Has anyone else had a bird like this and dealt with this sort off problem?


PLEASE...........PLEEEEEEEEEEEEEEEEEEESE ELP ME BEFORE I GO MAD


Dont get me wrong, i DO love him, but when hes like this i dont like him, i feel like a looser as i have trained my b/g macaw but i cant train a bird 20 times smaller!!


----------



## Renae (Feb 9, 2008)

Are you even following peoples advice?

You've been given a lot of advice which you don't even seem to be taking in or trying.

I already told you, keep him in a separate room that's all you can do.


----------



## xxxSpikexxx (Jul 30, 2007)

How did you train the Macaw? Mabey try and train rodney percy like that but with smaller treats


----------



## Aly (Jul 30, 2007)

You've been given several great pieces of advice but it doesn't sound like you tried any of it.


----------



## kitti (Feb 28, 2009)

The advice i have been offered...PUT HIM IN ANOTHER ROOM!!

So, i remove the problem and put him in another room, how long for, a day, a week...my partner has 2 weeks off, shall i REMOVE the problem by putting him in a room for 2 weeks.

I dont believe in removing the problem i believe in curing it so EVERYBODY can live TOGETHER.

So that advice i DEFINATELY WONT be taking.

I have NEVER given treats to my birds to get them do what i want them to do i.e. ...go in the cage...my macaw is house trained i didnt use treats, he goes into his cage bedtime and says..GOING TO BED...GOING TO PEEPS, he has learnt to go to bed when i say those words, it takes time but roger the macaw is a lovely, responsive PART off the family, owners need training aswell.
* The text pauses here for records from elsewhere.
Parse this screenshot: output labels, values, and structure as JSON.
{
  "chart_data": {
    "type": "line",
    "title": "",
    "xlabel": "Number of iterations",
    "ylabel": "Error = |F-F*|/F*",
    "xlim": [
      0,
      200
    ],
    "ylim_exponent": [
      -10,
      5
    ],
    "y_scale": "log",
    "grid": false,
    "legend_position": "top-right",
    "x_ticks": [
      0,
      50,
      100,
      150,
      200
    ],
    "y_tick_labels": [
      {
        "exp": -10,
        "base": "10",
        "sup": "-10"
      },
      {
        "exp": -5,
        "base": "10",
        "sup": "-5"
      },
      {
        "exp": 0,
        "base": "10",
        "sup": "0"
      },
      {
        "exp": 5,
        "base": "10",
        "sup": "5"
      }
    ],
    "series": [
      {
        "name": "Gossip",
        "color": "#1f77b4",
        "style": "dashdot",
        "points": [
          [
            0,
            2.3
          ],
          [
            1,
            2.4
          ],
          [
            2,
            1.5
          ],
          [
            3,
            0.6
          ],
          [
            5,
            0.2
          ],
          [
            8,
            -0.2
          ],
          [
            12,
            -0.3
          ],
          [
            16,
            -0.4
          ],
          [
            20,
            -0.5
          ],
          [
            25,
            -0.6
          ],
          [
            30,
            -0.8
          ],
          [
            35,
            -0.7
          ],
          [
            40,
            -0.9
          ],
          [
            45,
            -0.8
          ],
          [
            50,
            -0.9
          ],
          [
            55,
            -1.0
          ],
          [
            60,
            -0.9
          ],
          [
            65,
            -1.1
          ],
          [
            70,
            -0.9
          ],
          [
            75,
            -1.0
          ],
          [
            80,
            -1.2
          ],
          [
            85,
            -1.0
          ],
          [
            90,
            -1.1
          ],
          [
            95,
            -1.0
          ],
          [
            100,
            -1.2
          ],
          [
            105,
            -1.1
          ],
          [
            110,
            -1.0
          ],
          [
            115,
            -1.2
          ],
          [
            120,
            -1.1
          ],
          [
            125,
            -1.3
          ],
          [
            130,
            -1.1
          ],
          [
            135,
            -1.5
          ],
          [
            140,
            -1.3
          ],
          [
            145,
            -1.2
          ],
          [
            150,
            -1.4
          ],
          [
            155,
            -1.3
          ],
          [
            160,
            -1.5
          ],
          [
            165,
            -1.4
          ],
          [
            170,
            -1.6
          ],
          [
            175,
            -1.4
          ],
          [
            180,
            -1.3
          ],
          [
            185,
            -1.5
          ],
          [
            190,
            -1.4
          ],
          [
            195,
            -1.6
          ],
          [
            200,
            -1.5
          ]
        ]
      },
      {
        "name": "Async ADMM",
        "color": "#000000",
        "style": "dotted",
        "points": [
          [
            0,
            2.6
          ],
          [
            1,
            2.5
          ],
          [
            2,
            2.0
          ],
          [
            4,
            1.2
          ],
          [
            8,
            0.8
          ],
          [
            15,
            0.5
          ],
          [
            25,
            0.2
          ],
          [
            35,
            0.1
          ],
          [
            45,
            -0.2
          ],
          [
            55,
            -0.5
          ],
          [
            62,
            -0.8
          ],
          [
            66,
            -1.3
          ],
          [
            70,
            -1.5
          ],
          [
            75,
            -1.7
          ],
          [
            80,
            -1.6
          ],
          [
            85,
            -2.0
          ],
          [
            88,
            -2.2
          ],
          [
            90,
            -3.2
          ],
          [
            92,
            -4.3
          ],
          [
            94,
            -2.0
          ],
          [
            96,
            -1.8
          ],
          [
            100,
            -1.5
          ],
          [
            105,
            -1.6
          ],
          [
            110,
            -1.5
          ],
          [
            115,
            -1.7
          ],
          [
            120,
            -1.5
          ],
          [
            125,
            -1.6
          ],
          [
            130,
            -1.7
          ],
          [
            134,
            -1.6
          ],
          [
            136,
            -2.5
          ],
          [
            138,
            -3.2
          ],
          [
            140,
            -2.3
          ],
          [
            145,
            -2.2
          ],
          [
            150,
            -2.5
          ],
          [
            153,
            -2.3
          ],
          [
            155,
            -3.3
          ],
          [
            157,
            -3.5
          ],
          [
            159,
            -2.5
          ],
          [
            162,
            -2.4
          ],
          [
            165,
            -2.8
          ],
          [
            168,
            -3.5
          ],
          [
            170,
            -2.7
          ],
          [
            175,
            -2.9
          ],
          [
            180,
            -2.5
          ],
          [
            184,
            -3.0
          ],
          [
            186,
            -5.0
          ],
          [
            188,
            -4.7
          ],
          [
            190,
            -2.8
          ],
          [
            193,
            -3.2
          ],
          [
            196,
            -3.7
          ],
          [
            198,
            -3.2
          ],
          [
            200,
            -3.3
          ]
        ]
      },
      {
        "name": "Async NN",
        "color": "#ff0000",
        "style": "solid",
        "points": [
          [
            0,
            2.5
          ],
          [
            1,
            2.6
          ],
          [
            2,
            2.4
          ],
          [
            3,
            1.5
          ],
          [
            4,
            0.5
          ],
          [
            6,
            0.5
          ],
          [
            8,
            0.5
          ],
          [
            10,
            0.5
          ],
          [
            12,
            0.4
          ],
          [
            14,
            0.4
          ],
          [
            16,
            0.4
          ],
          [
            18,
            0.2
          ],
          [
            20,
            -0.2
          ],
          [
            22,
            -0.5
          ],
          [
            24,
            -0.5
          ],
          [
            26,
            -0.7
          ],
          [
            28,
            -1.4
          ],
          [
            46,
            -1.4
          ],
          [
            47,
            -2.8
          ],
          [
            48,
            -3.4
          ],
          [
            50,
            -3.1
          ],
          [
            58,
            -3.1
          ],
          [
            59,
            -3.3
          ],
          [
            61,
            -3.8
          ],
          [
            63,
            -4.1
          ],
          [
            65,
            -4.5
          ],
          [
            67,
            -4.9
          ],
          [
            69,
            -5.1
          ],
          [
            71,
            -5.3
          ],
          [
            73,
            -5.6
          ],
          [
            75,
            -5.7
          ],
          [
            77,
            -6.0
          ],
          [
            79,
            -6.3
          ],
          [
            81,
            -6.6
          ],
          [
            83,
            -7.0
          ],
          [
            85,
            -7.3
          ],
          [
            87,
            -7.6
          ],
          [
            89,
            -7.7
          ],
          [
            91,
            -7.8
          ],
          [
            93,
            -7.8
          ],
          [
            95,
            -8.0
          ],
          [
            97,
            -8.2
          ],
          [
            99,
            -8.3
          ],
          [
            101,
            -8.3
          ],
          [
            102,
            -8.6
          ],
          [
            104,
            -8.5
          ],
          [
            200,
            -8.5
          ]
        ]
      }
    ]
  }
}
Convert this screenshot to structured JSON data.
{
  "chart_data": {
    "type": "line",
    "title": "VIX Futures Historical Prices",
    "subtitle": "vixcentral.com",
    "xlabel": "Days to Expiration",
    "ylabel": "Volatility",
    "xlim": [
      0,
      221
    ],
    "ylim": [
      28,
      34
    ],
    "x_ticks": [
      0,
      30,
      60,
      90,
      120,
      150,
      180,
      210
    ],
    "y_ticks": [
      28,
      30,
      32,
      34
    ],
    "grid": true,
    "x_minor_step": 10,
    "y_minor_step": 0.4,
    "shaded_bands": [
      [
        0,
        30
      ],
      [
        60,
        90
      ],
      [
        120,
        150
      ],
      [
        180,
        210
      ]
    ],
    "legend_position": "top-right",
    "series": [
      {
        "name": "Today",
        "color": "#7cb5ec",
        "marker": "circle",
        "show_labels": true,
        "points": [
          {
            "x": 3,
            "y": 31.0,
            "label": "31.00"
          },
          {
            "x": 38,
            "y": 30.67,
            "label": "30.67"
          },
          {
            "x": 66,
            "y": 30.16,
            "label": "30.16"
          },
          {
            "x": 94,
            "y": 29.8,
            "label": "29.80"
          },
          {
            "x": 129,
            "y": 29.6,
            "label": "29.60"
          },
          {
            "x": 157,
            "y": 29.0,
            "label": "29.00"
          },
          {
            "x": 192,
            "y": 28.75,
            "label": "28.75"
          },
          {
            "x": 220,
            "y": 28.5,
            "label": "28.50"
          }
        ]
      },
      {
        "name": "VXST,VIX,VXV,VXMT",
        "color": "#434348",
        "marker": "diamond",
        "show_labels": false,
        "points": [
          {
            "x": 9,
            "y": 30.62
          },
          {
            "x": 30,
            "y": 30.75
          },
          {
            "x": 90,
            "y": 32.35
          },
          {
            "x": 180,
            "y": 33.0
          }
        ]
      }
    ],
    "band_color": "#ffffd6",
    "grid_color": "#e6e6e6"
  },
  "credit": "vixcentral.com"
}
I know percy is at an age where he is trying my patience to see how far he can go and i know we will ALL live together in my front room.

PATIENCE IS THE KEY.


----------



## Danielle (Aug 15, 2008)

I don't think the point was to "remove" the problem, I think the point is to keep them apart until he calms down. It probably is hormonal, and it probably will calm down in time, and you obviously understand that, but it probably is a good idea to keep him away for a while and just take him out when your partner isn't around. The hormonal stage doesn't last forever.

It's clear that your current course of action isn't doing the trick despite your best efforts, and it really isn't a bad idea to just try what people are suggesting for a couple of weeks. You're not happy and neither is he, it can't be good for any of you to be constantly stressed.

If you insist on not putting him away, maybe you should get a comfortable flight harness for him so he can't reach your partner but he can still be out of the cage. Parrot University makes an escape proof harness which is very comfortable for them.


----------